No, I don’t mean Uber, that jumbled-up psych-out of a situation where market savants say it’s a good thing Uber will seek only a $100 billion valuation (prudent), which is really bad news for Lyft (too aggressive in its own pricing), now trading (at $60 per share) 32% below the top tick some sad sack paid on Lyft’s nine-working-days-ago IPO day.
I’m referring instead to the non-household name PagerDuty, a company that provides online tools for software developers. PagerDuty is the kind of boring guts-of-the-system technology company true bits-and-bytes investors love. It is growing quickly. Sales of $118 million for its last fiscal year were up nearly 50%. Of course, it’s not making money because it is plowing its money into growth. CEO Jennifer Tejada, who is also member of the board at The Estée Lauder Companies, spoke at Fortune’s Most Powerful Women Next Gen conference in December, offering advice on career advancement. She would know.
Investors clearly are enthusiastic about Tejada’s company. At its above-expected IPO price of $24, the company is worth about $1.8 billion. A multiple of 15 times revenue is stratospheric, but a not-unreasonable blend of its competitors’ valuations. Splunk (SPLK) is worth about 11 times its sales; Atlassian (TEAM) 26 times.

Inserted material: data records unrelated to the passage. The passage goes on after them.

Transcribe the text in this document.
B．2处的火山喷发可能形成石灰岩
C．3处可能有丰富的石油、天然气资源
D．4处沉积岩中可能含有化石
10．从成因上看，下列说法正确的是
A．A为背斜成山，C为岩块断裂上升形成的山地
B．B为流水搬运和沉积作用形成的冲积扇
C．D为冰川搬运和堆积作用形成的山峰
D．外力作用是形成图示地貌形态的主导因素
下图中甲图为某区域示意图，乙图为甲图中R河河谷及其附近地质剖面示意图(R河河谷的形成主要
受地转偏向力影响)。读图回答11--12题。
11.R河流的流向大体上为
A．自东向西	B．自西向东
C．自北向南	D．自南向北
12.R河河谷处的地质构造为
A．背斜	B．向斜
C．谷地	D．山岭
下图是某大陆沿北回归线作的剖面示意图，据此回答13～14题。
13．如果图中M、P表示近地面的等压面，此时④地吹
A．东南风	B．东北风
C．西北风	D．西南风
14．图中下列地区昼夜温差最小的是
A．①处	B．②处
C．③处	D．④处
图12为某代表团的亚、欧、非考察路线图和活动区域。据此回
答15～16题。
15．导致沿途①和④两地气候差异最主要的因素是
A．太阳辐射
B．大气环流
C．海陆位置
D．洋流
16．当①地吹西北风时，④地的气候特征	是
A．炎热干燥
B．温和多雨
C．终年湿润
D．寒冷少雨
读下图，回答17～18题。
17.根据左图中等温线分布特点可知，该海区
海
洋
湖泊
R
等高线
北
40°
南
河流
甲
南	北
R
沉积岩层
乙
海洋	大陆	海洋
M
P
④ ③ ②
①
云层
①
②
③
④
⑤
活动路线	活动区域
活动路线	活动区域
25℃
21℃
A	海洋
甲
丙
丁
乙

As for what PagerDuty does, it describes itself as acting “as the central nervous system for the digital enterprise.” It crunches all the signals fed into a modern digital operation and prioritizes, analyzes, and directs traffic on where those signals should go next. It’s one of the first companies I’ve ever seen brag in its own securities filing that it is a tonic for the “digital transformation” needs that ail legacy enterprises.
It’s the kind of stuff that will never quicken the heartbeat of the average investor. But PagerDuty’s growth rate just might.